As a small test for this network I asked it to compute the dot product of two vectors, where only each dimension was provided at each time step: $\sum_{t=0}^{10} x_0^t x_1^t$. The network had to learn how to multiply the two numbers and ‘memorize’ the intermediate calculation results. This simple example works quite well:

There are many subtleties I didn’t cover here: I didn’t optimize the minibatch size in gradient descent (always set to one); and I didn’t check whether the network generalizes to different numbers of time steps after trained (probably only within a very limited range). Furthermore there’s been some really interesting research on how to avoid local minima when training recurrent nets by using simple heuristics when calculating the gradients. There is code available here which demonstrates this new method with theano: it’s really interesting, and it’s where I adapted my simple recurrent network code from. Also be sure to read this tutorial on recurrent nets for a quick overview of some basic concepts I haven’t covered here.

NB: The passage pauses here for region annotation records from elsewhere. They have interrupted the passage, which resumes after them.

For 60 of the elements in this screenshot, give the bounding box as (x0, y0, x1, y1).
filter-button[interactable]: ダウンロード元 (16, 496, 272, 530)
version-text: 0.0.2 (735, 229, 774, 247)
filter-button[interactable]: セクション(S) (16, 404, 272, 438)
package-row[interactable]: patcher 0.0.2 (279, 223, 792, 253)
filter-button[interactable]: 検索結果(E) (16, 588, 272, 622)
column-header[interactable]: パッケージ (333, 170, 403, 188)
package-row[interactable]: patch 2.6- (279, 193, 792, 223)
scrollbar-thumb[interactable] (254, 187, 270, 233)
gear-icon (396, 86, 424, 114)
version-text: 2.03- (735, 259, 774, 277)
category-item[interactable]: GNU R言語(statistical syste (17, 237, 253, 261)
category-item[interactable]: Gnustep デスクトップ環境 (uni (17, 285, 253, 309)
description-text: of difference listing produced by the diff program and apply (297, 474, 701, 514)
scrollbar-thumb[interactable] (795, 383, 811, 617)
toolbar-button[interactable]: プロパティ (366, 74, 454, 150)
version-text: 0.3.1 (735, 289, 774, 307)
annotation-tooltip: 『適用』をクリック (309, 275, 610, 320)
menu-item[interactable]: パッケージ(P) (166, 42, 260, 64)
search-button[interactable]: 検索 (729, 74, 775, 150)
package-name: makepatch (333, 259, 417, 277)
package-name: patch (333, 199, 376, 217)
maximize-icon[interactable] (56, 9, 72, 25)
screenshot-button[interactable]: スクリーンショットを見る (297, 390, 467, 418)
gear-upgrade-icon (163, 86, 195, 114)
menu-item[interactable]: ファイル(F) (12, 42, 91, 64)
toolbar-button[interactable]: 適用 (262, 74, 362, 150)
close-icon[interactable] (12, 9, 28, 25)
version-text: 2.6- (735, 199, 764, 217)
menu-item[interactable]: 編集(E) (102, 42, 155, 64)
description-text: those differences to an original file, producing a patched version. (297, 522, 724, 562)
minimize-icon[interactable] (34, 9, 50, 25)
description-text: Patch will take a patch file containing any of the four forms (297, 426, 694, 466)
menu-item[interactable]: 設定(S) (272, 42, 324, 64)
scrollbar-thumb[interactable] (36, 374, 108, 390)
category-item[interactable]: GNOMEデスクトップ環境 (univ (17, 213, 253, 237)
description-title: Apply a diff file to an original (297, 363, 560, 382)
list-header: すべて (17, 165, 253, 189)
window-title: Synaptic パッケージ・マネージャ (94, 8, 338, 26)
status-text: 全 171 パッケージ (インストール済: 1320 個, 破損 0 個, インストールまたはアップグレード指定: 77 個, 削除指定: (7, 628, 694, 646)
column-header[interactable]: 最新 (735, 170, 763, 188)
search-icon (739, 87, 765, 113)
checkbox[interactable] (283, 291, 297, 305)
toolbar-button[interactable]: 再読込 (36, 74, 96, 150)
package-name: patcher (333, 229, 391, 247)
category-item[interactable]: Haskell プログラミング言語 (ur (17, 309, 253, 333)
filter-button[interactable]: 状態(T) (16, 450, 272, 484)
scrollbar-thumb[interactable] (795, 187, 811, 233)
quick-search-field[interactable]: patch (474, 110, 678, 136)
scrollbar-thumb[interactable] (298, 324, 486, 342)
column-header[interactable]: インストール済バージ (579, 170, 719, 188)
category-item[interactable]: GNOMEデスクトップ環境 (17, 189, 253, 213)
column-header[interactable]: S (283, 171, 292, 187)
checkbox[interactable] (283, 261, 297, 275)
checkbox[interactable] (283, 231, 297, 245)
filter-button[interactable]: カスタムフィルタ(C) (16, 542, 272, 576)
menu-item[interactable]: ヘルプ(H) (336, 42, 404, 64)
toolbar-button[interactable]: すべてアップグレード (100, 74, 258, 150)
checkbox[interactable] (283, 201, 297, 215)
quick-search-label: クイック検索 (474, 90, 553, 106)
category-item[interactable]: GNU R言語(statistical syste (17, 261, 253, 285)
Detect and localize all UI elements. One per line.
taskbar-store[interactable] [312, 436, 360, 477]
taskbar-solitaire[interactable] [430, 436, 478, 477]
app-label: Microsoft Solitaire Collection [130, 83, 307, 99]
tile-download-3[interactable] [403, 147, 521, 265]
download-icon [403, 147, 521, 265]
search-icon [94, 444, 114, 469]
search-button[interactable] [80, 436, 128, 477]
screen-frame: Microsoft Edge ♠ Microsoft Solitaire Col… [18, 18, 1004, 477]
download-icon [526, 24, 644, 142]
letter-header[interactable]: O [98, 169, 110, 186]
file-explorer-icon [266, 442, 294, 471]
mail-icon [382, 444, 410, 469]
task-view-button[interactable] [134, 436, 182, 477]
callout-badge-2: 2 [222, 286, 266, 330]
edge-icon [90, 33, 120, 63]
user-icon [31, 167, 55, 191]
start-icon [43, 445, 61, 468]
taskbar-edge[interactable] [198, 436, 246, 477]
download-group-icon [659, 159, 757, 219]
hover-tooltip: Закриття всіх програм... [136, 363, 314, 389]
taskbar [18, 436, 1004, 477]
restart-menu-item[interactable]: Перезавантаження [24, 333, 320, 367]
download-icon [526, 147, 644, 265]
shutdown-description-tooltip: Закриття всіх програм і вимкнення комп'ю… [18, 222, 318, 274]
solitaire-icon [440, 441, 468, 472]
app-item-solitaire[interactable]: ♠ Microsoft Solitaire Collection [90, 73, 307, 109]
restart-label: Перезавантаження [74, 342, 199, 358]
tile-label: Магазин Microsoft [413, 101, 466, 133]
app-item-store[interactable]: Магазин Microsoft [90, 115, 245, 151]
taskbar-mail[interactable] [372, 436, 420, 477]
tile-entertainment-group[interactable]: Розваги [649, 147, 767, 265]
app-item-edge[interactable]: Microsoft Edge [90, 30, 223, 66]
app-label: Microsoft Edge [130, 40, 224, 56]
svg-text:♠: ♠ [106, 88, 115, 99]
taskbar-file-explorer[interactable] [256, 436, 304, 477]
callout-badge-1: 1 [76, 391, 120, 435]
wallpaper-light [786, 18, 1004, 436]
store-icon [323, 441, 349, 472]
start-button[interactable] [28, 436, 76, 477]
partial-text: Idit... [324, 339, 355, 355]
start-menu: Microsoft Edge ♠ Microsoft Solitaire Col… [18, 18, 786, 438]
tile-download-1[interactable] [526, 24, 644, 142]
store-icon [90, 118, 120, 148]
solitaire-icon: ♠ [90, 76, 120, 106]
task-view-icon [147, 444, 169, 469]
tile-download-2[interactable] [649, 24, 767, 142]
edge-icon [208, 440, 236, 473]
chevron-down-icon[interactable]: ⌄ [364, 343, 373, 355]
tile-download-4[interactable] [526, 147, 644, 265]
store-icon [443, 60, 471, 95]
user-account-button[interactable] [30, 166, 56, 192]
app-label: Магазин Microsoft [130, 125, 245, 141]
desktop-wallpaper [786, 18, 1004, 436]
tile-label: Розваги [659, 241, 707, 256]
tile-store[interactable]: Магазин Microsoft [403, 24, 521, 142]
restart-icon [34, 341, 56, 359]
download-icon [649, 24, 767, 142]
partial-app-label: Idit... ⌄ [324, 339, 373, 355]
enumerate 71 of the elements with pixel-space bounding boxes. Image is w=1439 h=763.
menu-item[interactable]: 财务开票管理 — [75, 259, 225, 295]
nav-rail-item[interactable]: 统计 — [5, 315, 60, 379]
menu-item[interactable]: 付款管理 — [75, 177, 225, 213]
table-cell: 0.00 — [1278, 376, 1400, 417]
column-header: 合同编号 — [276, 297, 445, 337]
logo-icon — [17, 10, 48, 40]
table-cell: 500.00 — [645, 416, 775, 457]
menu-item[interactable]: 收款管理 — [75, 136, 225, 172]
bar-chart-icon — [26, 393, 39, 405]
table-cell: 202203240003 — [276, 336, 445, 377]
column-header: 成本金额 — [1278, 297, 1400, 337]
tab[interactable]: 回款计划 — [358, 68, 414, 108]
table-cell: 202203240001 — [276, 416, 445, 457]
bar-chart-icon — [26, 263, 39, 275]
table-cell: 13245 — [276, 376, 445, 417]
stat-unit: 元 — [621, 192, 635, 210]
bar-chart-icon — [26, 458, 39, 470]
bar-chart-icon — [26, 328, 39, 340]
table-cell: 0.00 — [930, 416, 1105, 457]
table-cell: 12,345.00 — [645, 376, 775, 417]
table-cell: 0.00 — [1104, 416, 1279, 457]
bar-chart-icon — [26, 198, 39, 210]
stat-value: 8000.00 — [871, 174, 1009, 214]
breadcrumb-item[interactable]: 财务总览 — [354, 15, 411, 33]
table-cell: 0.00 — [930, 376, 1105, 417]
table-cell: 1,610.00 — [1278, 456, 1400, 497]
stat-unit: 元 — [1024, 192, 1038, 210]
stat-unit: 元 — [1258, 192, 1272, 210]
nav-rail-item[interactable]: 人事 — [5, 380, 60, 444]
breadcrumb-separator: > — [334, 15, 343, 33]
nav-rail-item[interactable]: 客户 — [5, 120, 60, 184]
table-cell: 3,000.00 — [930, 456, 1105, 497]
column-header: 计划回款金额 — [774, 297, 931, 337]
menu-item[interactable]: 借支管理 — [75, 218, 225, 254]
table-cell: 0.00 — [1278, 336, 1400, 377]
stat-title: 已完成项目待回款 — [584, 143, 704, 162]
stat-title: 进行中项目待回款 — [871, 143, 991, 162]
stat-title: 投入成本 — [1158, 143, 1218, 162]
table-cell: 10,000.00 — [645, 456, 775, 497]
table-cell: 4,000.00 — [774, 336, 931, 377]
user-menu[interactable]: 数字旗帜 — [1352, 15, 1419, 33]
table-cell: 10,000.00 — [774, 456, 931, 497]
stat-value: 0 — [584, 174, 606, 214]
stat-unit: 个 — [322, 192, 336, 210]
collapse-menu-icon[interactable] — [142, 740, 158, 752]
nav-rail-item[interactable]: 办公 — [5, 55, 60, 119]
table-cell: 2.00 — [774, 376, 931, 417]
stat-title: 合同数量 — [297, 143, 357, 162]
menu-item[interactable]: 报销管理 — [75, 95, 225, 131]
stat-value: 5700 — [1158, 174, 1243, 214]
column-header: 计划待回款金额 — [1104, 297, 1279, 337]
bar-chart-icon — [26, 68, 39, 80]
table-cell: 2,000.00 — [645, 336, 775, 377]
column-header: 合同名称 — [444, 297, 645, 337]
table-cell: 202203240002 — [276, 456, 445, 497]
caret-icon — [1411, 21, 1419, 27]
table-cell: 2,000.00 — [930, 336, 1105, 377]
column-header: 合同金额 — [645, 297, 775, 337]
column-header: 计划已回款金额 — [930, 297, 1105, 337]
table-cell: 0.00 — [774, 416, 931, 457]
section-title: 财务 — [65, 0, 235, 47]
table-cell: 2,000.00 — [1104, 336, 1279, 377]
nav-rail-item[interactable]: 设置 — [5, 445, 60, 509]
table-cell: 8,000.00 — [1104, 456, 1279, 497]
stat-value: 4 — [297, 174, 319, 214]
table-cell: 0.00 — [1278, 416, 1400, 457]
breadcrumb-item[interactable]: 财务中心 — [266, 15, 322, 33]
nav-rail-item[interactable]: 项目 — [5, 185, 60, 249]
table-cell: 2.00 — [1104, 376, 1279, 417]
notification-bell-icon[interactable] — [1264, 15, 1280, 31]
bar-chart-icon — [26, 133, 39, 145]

Additionally in a machine learning context we need to be careful with overtraining: because the training samples we have available probably do not span the whole input-output range of the system and might be corrupted with noise, the training procedure might learn to reproduce the specific data set we have but not its underlying model. There are several methods to try to counter this: separate training, test and validation datasets, or augmenting the dataset with samples corrupted with white noise.